Gelelim Sayıştay raporlarındaki Kocaeli ayrıntısına. Türkiye’nin Hazine’ye en borçlu büyükşehir belediyesi olarak dikkatlerin üzerinde olduğu Tahir Büyükakın başkanlığındaki Kocaeli Büyükşehir Belediyesi, Sayıştay’ın raporlarına girmeyi yine başarmış. Bakın nasıl?

Büyükşehir Belediyesi bir bilgi yarışması düzenlemiş. Yarışmayı kazanan 50 lise öğrencisi ödül olarak Umre’ye götürülmüş. Gezi ihalesini Tour İslambol firması almış. 10 gün süren gezinin yol masrafları da Büyükşehir Belediyesi tarafından karşılanmış. Çocuklar Suudi Arabistan’da dört yıldızlı bir otelde kalmış. Gezinin toplam maliyeti 2 milyon 100 bin lira tutmuş. En borçlu belediye böyle bir harcama yapınca daha da göze batıyor doğal olarak.

İslambol Tour’un ortaklarından Şener İnce’yi de yakından tanıyoruz. 2015 seçimlerinde AK Parti’den milletvekili adayı da olan, halihazırda AK Parti’nin İzmit Belesiyesi Meclis üyesi kendisi.

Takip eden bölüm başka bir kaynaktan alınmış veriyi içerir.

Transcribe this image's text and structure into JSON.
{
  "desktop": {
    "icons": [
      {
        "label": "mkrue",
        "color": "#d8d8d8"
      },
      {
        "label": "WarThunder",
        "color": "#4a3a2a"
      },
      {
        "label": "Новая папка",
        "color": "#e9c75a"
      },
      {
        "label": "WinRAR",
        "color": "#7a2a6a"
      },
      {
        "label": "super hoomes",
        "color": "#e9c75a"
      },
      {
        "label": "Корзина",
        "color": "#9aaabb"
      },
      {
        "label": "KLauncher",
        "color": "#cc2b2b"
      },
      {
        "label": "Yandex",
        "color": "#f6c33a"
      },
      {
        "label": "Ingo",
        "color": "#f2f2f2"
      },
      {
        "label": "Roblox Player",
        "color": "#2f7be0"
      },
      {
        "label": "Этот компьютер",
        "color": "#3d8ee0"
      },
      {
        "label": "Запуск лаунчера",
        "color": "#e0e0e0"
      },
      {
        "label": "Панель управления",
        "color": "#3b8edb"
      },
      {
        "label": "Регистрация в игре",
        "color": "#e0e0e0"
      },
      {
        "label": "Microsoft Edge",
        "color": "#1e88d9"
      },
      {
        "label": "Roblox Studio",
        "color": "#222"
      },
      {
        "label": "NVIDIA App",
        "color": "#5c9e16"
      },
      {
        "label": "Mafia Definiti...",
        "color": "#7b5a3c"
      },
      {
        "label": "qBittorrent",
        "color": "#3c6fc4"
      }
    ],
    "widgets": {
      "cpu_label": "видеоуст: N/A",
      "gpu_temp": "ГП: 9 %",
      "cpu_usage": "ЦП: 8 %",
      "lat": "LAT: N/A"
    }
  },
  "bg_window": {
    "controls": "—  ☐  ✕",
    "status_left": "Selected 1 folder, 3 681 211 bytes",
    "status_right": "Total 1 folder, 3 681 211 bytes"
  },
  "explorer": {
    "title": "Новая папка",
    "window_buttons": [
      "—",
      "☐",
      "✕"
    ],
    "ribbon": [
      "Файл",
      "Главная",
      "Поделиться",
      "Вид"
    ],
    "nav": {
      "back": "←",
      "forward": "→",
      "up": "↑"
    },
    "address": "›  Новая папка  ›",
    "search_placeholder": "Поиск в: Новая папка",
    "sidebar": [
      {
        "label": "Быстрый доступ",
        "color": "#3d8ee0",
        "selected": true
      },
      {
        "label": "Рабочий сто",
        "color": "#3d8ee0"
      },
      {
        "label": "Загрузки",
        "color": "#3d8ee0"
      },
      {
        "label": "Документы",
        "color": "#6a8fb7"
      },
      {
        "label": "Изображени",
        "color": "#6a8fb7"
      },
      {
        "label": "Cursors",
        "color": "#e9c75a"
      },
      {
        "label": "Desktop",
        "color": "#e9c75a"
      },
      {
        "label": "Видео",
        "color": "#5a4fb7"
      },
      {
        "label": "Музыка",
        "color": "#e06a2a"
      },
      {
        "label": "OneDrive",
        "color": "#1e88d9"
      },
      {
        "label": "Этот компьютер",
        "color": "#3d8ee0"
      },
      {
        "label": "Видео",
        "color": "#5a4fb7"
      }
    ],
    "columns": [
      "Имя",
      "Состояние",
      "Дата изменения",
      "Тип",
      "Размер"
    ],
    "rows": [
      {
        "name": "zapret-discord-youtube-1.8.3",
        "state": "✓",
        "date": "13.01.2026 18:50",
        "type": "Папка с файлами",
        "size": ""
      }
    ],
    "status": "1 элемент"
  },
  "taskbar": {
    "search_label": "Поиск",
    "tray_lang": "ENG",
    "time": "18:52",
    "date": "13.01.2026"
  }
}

Türkiye böyle bir darboğazdan geçerken, öğrenciler barınmadan beslenmeye, bilgisayardan kırtasiyeye ulaşımda büyük zorluklar yaşarken, Büyükşehir’in 2 milyon lirayı Umre’ye harcaması ne kadar mantıklı? Öğrencilerin öncelikli ihtiyacı Suudi Arabistan ziyareti olabilir mi? Hac ya da Umre ziyaretlerinin kişinin çalışıp kazandığı parayla yapılması değil midir makbul olanı? Bu çocuklara eğitimleri için destek verseydiniz de onlar kendi emekleri ile meslek sahibi olup kendi paraları ve iradeleri ile Umre’ye gitseydi daha mantıklı olmaz mıydı?